Thursday, March 06, 2008

Virtualization, the Future of Computing

Imagine a Technology Lab, and the first scheduled class of the day is a 2-hour block that covers using Microsoft Word in Microsoft Windows XP. Twenty minutes after the class ends, another 2-hour block is going to cover building and administering a web server. In the afternoon, there are at least three more class sessions that will teach Novel Netware (providing their own disk images and curriculum), Introduction to Linux via Ubuntu, and DVD authoring.

All of it runs on the same hardware, all on different operating systems, and all without rebooting or reloading anything. How is this possible? Virtual Machine software.

Here's another scenario. At one of our branch libraries, the staff computer hard disk has crashed. A new one is delivered, pre-imaged with a standard Linux distribution and configured on-site with the username, hostname and IP address. A single file is copied over from a USB flash drive or recovered from the defective hard disk. The system is booted up and the Librarian continues working using Dynix Horizon on Windows XP Pro. All e-mail and other settings were automatically retrieved from a network-attached storage device. The same device also shares duties with a content filtering and caching server and firewall running on a single headless black box inside a network cabinet.

Today, there are virtual machine solutions from Parallels, VMWare and Innotek (now owned by Sun Microsystems) that allow you to install and run as many operating systems on a single computer that you have memory, storage and processing power for. Instead of having to run a dual-boot system where you have to restart in order to switch from Windows to Ubuntu, you simply click and run the operating system, or resume from a certain "point." I use VirtualBox on my ThinkPad to run XP Pro; which has a few administration tools. I also use it to test disk iso images before burning them to disk or test new operating systems.

Another advantage a virtual machine is that moving your existing installation of Windows to a new or different model computer is as simple as copying the virtual disk file. Otherwise, either you'd have to do a clean or repair install and re-patch. Viruses and malware are less of a concern because even if they run, the underlying operating system is untouched--simply restore a backup copy of the disk. Does a patron prefer Windows XP, Vista or would like to try something new with Ubuntu? Simply choose what you want.

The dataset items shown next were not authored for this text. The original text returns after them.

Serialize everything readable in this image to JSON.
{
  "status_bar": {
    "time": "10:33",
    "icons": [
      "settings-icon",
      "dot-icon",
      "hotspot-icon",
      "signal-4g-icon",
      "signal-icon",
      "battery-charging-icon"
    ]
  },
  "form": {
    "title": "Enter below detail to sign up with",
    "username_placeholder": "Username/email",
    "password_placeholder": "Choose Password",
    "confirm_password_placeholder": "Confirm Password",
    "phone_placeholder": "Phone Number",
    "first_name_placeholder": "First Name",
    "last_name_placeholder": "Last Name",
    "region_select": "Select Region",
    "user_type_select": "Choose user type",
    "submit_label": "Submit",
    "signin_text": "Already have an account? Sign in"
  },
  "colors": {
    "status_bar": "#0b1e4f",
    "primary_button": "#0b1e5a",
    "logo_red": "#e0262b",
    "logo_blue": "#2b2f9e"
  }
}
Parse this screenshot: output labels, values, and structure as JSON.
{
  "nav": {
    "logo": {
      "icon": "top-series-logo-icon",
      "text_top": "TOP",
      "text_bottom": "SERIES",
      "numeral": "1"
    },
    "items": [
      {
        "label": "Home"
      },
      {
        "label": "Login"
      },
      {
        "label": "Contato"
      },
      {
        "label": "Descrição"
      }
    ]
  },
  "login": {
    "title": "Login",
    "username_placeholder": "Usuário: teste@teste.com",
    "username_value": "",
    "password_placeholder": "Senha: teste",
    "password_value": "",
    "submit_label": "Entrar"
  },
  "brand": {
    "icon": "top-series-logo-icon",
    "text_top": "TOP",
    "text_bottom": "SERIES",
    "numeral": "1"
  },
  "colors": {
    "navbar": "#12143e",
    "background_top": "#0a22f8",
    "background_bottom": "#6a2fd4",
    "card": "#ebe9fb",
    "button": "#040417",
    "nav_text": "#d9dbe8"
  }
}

The only major disadvantage to using a virtual machine is that 3D graphics acceleration using the "real" hardware is not implemented yet. Parallels and VMWare do support 3D graphics, but only on Intel Macintosh computers running OSX. However, in two years, it may become common-place on generic hardware.

Another potential problem is that some "real" hardware may not be seen in a Virtual Machine; though I've used USB flash drives, DVDs, and even a serial port with no issues.